# 7th Grade Math: Help Solving Proportions

Proportions are used to solve problems in geometry and algebra, and they're usually introduced in 7th grade. Read this article for an explanation and examples of how to solve proportions!

## How to Solve Proportions

A proportion is a statement that two ratios are equal. Proportions are usually written with the ratios in fraction form, like this: 1/2 = 2/4. In 7th grade, you'll learn to solve proportions, which means you'll be given a proportion with an unknown variable that you have to identify.

### Using Cross-Multiplication

To solve proportions with variables, we use cross-multiplication. It allows us to convert proportions into traditional equations. To demonstrate cross-multiplication, we'll solve this proportion: 1/2 = 2/x. Let's call the fraction on the left side of the equals sign 'Fraction A' and the fraction to the right 'Fraction B.'

1. Multiply the numerator (top number) of Fraction A by the denominator (bottom number) of Fraction B. In this example, that would give us 1(x), which is equal to x.
2. Multiply the numerator of Fraction B by the denominator of Fraction A. That gives us 2 x 2, which equals four.
3. Put your answers from step one and step two on opposite sides of the equals sign, like this: x = 4. This equation tells you that the value of 'x' in the proportion 1/2 = 2/x is four.
4. Check your work. Plug the value of 'x' back into the original proportion and cross-multiply again. If you've solved the proportion correctly, you should end up with a true equation. In this case, 4 x 1 = 2 x 2 simplifies to 4 = 4, which is true.

### Creating Proportions

Many times, you'll use proportions and cross-multiplication to solve word problems, but you won't be given the proportion. Instead, you'll have to set it up yourself. In the following word problem, we demonstrate how to write a proportion and solve it using cross-multiplication.

Samantha weighed her brother in kilograms, and she wants to convert that measurement into pounds. She knows that the ratio of kilograms to pounds is about 1:2.2. That means that for every one kilogram, he weighs about 2.2 pounds. If her brother weighs 50 kg, about how many pounds does he weigh?

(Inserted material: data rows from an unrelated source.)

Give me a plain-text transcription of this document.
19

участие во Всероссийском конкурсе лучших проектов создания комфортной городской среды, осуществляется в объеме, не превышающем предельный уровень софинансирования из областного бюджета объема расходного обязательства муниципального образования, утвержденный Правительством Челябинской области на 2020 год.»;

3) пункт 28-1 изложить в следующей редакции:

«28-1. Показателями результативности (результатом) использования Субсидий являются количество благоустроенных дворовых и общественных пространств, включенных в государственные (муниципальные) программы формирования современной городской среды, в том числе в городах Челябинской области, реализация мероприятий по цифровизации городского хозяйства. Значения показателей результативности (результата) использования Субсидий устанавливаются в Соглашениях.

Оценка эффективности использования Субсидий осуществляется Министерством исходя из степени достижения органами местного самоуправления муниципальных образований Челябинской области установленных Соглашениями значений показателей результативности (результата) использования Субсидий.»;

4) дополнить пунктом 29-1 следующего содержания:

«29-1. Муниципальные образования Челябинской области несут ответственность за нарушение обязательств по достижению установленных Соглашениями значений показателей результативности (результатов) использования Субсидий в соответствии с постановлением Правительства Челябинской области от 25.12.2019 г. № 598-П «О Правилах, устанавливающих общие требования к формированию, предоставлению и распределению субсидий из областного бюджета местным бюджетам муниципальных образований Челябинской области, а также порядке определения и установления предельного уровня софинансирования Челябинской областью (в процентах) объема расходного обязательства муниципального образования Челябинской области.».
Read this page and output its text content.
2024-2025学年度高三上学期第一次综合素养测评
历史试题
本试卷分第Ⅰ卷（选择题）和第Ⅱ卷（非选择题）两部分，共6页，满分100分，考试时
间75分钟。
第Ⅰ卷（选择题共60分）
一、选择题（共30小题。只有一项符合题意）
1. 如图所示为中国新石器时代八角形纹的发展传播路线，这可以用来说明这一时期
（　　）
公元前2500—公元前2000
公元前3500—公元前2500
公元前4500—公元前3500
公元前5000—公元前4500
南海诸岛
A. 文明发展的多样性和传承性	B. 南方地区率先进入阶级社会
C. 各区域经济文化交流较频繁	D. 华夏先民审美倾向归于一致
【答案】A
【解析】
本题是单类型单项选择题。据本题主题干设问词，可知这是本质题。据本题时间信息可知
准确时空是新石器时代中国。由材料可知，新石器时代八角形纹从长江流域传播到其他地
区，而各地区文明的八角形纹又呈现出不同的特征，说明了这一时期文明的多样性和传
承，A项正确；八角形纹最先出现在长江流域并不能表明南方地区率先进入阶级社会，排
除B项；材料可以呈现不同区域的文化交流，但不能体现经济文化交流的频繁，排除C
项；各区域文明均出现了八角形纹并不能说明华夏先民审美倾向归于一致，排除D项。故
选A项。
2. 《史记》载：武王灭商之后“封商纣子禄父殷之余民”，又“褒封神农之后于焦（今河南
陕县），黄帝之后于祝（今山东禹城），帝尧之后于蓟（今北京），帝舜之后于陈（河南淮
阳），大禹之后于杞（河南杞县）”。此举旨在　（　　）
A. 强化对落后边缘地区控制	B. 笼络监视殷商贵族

First, set up your proportion. Start by writing 1:2.2 as a fraction, like this: 1 kg/2.2 lbs. It's helpful to include the units in your fraction to avoid confusion. Now, create a proportion by setting this fraction equal to one that represents the brother's weight. You know that he weighs 50 kg, but you don't know his weight in pounds yet, so that will be represented by the variable 'w.' The proportion will look like this:

1 kg/2.2 lbs = 50 kg/w

Like units must be lined up horizontally. In this example, the amounts in kilograms are in the numerator, and the amounts in pounds are in the denominator. Now, we're ready to cross-multiply. Since we've successfully set up our proportion, we can drop the units for this part.

1(w) = 50 x 2.2

w = 110

Since w = 110, we know that Samantha's brother weighs 110 pounds.